Buildots (AI progress tracking from helmet cameras)
Buildots is a construction tech platform that uses computer vision to track what's actually being built and compare it against the BIM model and schedule. Rather than relying on dedicated scanning crews, their system captures images from hard hats worn by workers or mounted cameras around the site, processing these visuals with sophisticated algorithms to provide real-time updates on project status. The data flows two ways: it has a two-way integration between our platform and the leading scheduling software applications in the industry, which enables us to both retrieve the most up-to-date schedule, and more importantly, to feed back the latest progress, syncing automatically with tools like Primavera P6, Asta, and Microsoft Project. Founded in 2018, the company recently raised a Series D, expanded into underground utility tracking from drone footage, and added a generative AI assistant called Dot for querying site data.
Trunk Tools (AI agents for construction documents)

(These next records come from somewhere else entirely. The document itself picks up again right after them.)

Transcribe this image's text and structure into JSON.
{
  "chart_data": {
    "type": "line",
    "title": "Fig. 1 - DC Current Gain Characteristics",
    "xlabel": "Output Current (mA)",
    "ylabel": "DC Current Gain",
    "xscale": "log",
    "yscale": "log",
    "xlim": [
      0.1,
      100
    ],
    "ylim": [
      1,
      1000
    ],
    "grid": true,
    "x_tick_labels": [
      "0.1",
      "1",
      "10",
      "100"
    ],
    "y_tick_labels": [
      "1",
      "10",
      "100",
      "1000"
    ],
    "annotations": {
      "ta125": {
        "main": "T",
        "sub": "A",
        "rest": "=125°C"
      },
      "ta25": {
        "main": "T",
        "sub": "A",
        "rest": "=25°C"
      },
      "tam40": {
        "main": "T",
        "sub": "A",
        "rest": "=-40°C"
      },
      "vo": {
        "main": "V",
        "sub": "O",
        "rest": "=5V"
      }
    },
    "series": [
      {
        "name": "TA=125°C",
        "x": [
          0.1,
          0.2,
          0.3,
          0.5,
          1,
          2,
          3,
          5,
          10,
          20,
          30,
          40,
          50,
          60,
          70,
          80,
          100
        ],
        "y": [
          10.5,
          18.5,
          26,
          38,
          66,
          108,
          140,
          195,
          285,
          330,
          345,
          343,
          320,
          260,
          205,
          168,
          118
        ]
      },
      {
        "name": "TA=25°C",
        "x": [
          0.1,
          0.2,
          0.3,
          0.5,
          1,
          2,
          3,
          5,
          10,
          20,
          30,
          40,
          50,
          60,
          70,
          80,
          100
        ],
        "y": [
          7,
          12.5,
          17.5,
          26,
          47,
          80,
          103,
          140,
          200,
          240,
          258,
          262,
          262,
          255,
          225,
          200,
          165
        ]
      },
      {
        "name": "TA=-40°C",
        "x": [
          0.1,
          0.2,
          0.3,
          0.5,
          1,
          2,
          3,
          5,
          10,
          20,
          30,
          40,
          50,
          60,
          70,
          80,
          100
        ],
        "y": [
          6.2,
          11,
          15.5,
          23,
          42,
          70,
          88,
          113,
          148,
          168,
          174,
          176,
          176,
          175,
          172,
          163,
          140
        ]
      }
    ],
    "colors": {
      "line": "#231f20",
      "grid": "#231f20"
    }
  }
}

Trunk Tools is an AI platform that ingests the mountain of paperwork generated by a construction project and makes it answerable in plain language. It uses advanced AI to organize and provide insight into the millions of documents, drawings, specs, RFIs, schedules, and submittals generated throughout the lifecycle of a project, letting field teams ask a question and get a sourced answer instead of digging through PDFs. Its chat agent, TrunkText, goes further than retrieval: powered by a large-language model, it can even automate workflows like comparing a submittal against project specifications, the kind of document cross-checking that used to tie up a person for hours. Founded in 2021 by Dr. Sarah Buchner, it raised a $40M Series B in July 2025, bringing total funding to $70M. What makes it interesting is the platform’s framing as an active teammate rather than a passive file store. The pitch is essentially "ChatGPT for construction sites," but the founder’s distinction is that general-purpose AI struggles here because the industry runs on proprietary data, dense jargon, and tangled workflows, so the model has to be grounded in structured project data to be trustworthy. A worker can ask something as specific as whether a given door requires electricity and get an answer with the source drawing attached. The scale of the problem is real: one example project involved roughly 21,000 documents and over 33 GB of data.